According to a report by infrastructure economist Jacob John and published in a leading magazine, the Sethusamudram Corporation will have a maximum pre-tax internal rate of return (IRR) of just 4.5 per cent if it decides to charge a ship as canal tariff the entire sum that the vessel will have saved by taking the route. (The savings figure has been arrived at through a formula.) On the other hand, if it chooses to attract more vessels by offering a lower tariff of 50 per cent of the cost saved, the IRR would be a pathetic 2. 6 per cent!

The report goes on to say that while ships coming from Europe and Africa are expected to comprise 70 per cent of the projected users, their savings would be very low when compared to “coastal” vessels emanating whose origin and destination are both Indian ports. Yet, the “non- coastal” ships with minimal savings will need to pay the same tariff as those who savings are considerably larger. This would deter the non coastal vessels from taking the canal route. Since the canal tariff is likely to comprise as much as 60 per cent of the project’s earnings, failure of “non coastal” ships to take the canal route would be disastrous for the corporation.

John also pointed out that the time-saving projected by taking the canal route was not very significant for the “non coastal” ships. In his report, John commented, “The repeated claims of the project that it will save up to 30 hours of shipping time, sounds suspiciously like a shoe sale that offers a discount of up to 50 per cent. Like the discount sale, where the offer is probably for a few items in the store, the savings of up to 30 hours are valid for just a single journey: between Tuticorin and Chennai.”

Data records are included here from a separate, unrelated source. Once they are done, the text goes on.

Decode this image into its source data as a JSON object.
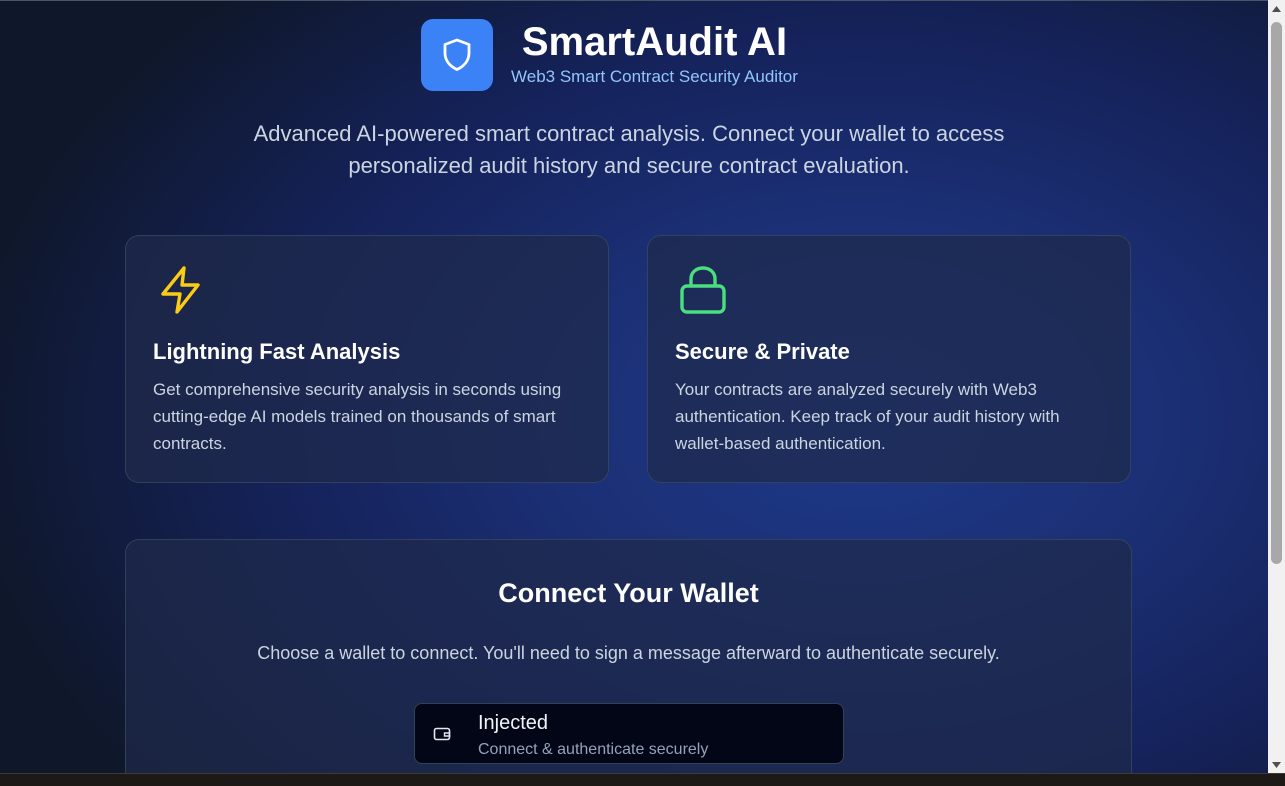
{
  "header": {
    "title": "SmartAudit AI",
    "subtitle": "Web3 Smart Contract Security Auditor",
    "logo_icon": "shield-icon"
  },
  "intro": "Advanced AI-powered smart contract analysis. Connect your wallet to access personalized audit history and secure contract evaluation.",
  "features": [
    {
      "icon": "lightning-icon",
      "title": "Lightning Fast Analysis",
      "text": "Get comprehensive security analysis in seconds using cutting-edge AI models trained on thousands of smart contracts."
    },
    {
      "icon": "lock-icon",
      "title": "Secure & Private",
      "text": "Your contracts are analyzed securely with Web3 authentication. Keep track of your audit history with wallet-based authentication."
    }
  ],
  "wallet": {
    "title": "Connect Your Wallet",
    "subtitle": "Choose a wallet to connect. You'll need to sign a message afterward to authenticate securely.",
    "options": [
      {
        "icon": "wallet-icon",
        "name": "Injected",
        "description": "Connect & authenticate securely"
      }
    ]
  },
  "colors": {
    "accent": "#3b82f6",
    "subtitle": "#93c5fd",
    "lightning": "#facc15",
    "lock": "#4ade80"
  }
}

Moreover, while the total distance that a vessel has to travel may get cut down by the proposed channel, the ship’s speed too gets reduced on the route since the waters are shallower. Thus, while a trip from a port in Africa to Kolkata through the existing route is 3217 nautical miles, it would be reduced to 3112 nautical miles by the proposed route. John calculated that at the end the vessel would have actually taken 3.5 hours more by the new shorter route!

When the draft project was first prepared the cost of debt financing the project had the Indian rupee loan at eight per cent and the US dollar at four per cent. But interest rates have significantly gone up since then, as a result of which the credit costs would be considerably higher now, further denting the financial viability.

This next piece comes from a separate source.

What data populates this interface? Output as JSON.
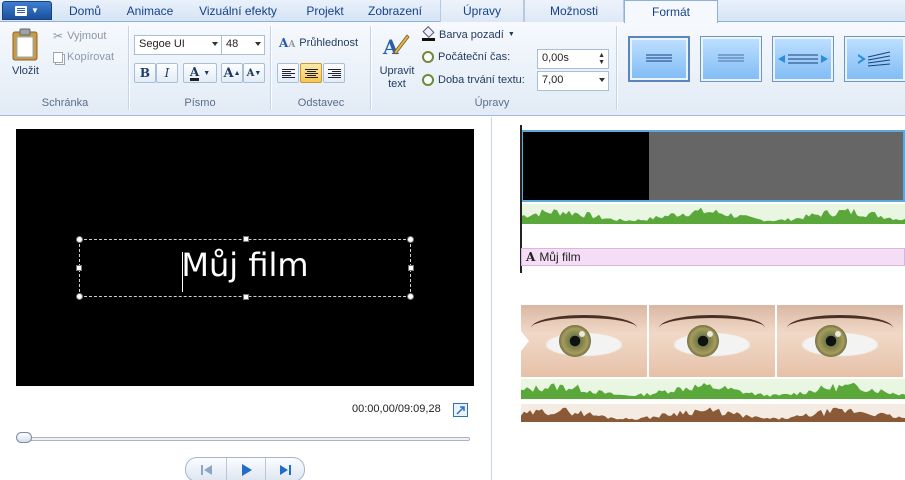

Like Swamy, who suggested developing Tuticorin port as a major container hub to boost marine trade in Tamil Nadu, John too offered an alternative. He proposed the government simply offer “subsidies to all ships that reach the Indian east coast after going around Sri Lanka.” The subsidies, he added, could be funded from earnings that the government may receive by placing the total project cost amount in a fixed deposit or investing it in some other financially sound project.

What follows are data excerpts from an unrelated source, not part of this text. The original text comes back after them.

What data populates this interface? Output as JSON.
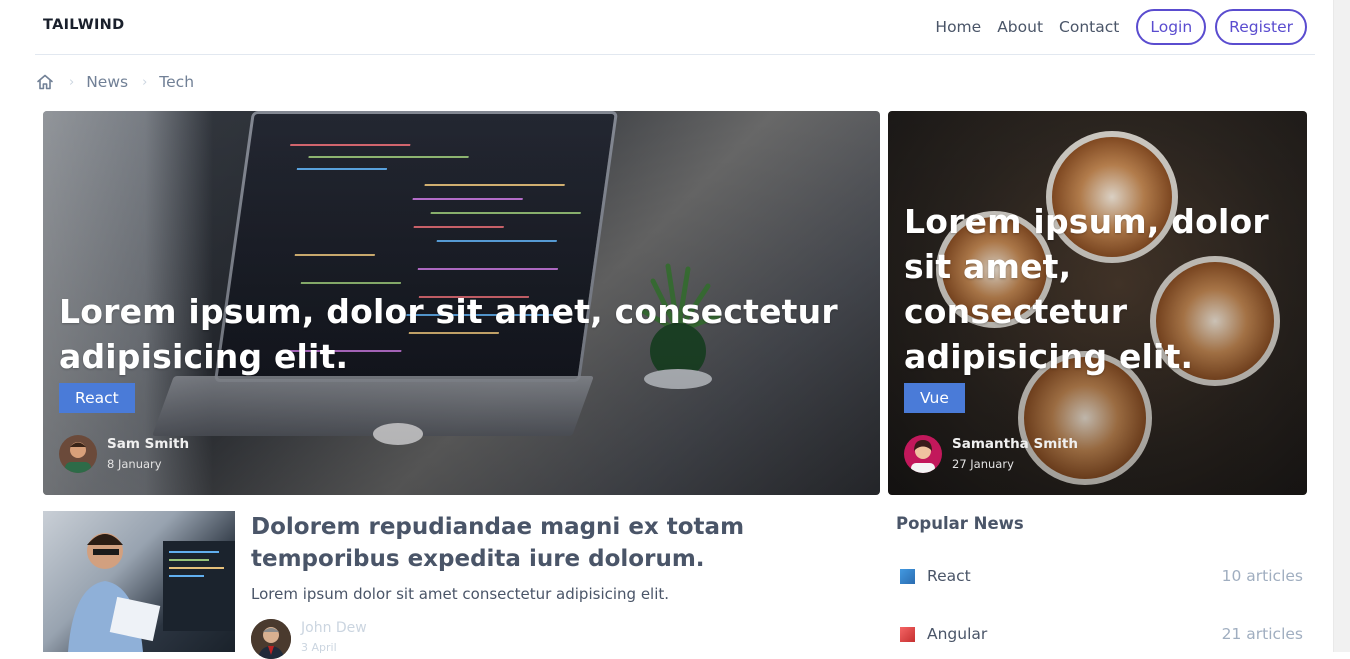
{
  "navbar": {
    "logo": "TAILWIND",
    "links": [
      "Home",
      "About",
      "Contact"
    ],
    "login": "Login",
    "register": "Register"
  },
  "breadcrumb": {
    "items": [
      "News",
      "Tech"
    ]
  },
  "featured": [
    {
      "title": "Lorem ipsum, dolor sit amet, consectetur adipisicing elit.",
      "tag": "React",
      "tag_color": "#4a7bd8",
      "author": "Sam Smith",
      "date": "8 January"
    },
    {
      "title": "Lorem ipsum, dolor sit amet, consectetur adipisicing elit.",
      "tag": "Vue",
      "tag_color": "#4a7bd8",
      "author": "Samantha Smith",
      "date": "27 January"
    }
  ],
  "post": {
    "title": "Dolorem repudiandae magni ex totam temporibus expedita iure dolorum.",
    "excerpt": "Lorem ipsum dolor sit amet consectetur adipisicing elit.",
    "author": "John Dew",
    "date": "3 April"
  },
  "sidebar": {
    "title": "Popular News",
    "items": [
      {
        "name": "React",
        "count": "10 articles",
        "color": "#3182ce"
      },
      {
        "name": "Angular",
        "count": "21 articles",
        "color": "#e53e3e"
      }
    ]
  },
  "colors": {
    "accent": "#5a4ccf",
    "tag": "#4a7bd8"
  }
}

Another report, ‘Socio-economic Impact of Sethusamudram Project’ by Kannan Srinivasan of The Indian Institute of Information Technology and Management, Kerala, too concluded that the project’s economic benefits were hard to identify. “It is difficult to see any economic benefit from the project immediately. Based on the data available, the economic feasibility is not established by the reports,” it stated.

The haste with which the government kicked off the project contrasts sharply with the manner it has dragged its feet in settling contentious issues. Forced by the hue and cry over the manner in which it was handling the project, the Centre in June 2008appointed a panel headed by noted environmentalist R K Pachauri to study a realignment that would skip the controversial Ram Sethu or Adam’s Bridge region. Seventeen months down the line, the matter still hangs in balance, prompting the apex court to question the delay.